Убаюканный мерным стуком колёс, Маугли видит сон о том, как они со старшим братцем гуляют по городу. Вот они выходят из дома, идут по дорожке к дальней улице, по которой ходит трамвай. Слева тянутся храмовые строения. Дорожка уходит вниз, под горку, — они словно погружаются на дно морское. Брат идёт вниз по дорожке. Маленький Маугли топает за ним следом. Денег у них нет, идут с пустыми руками. Сначала они бегали по дому, потом вышли на улицу и пошли. До подножья холма дорога была ещё знакома, а дальше им одним ходить не приходилось. Но они помнили, как шли по этой самой дорожке с мамой, сели в трамвай и в конце концов приехали в зоопарк.

Каменный забор с правой стороны дорожки становится всё выше по мере того, как они спускаются вниз. Тень от забора накрывает дорожку. Там так темно, что Маугли даже становится страшно. Его брат на тень не обращает внимания. Они спускаются с одного холма и начинают подниматься по дорожке на другой. Там вокруг теснятся незнакомые лавочки, какие-то незнакомые страшные храмы, ходят туда-сюда незнакомые люди, а здешние жители подозрительно на них косятся. Оба они хлюпают носом, от слюны и соплей подбородки мокрые и красные, рты разинуты, языки высунуты. И походка у обоих как у больных обезьяньих детёнышей. Как это возможно, что такая парочка, которая небось ещё и человеческого языка не разумеет, разгуливает без присмотра сама по себе?! Может быть, им просто захотелось на волю и они откуда-то сбежали?..

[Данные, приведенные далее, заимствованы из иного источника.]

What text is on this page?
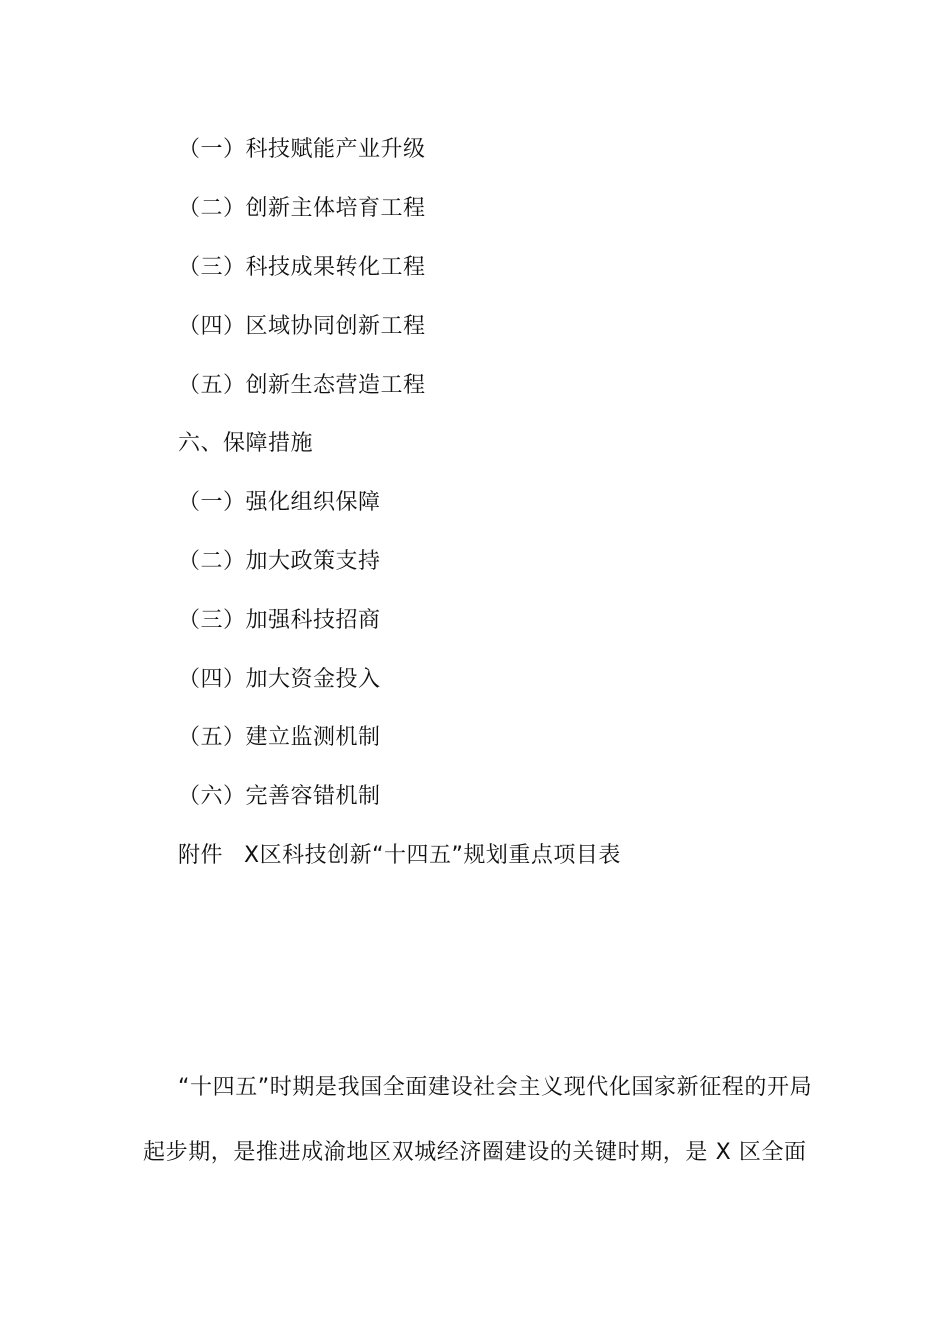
（一）科技赋能产业升级
（二）创新主体培育工程
（三）科技成果转化工程
（四）区域协同创新工程
（五）创新生态营造工程
六、保障措施
（一）强化组织保障
（二）加大政策支持
（三）加强科技招商
（四）加大资金投入
（五）建立监测机制
（六）完善容错机制
附件 X区科技创新“十四五”规划重点项目表
“十四五”时期是我国全面建设社会主义现代化国家新征程的开局
起步期，是推进成渝地区双城经济圈建设的关键时期，是 X 区全面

Незнакомой дорожке не видно конца. И взрослые, и дети подозрительно смотрят на Маугли и его брата. И они невольно ускоряют шаг, уходят всё дальше и дальше. Им не хочется, чтобы полиция их перехватила по пути, пока они не добрались до зоопарка. Наконец дорожка выводит их на ровное место. Оба они устали, вспотели, сопли и слюни текут ещё сильнее. Оба начинают плакать в голос, но упорно идут вдоль трамвайных путей. В тот раз они сели в трамвай и приехали в зоопарк очень быстро. Другое дело — идти пешком. Зоопарка всё не видно. Дети ревут всё громче. Они идут, взявшись за руки и слегка покачиваясь из стороны в сторону, будто шагают по воде. Но вот дорога становится шире, деревьев вокруг становится больше — и вдруг, совершенно неожиданно, перед ними предстаёт запасной вход в зоопарк с задней стороны. Удивлённые, они подходят к воротам. Там стоит какой-то дядька в форме. Внутри, за решёткой виднеются тёмные туши зверей. Они чуют хорошо знакомые запахи зоопарка. Дети перестают реветь, утирают немного слюни и собираются войти в ворога, но их останавливает дяденька в форме. Он говорит, что без билетов нельзя. Есть у них билеты? Вон там касса — в окошке можно купить билеты.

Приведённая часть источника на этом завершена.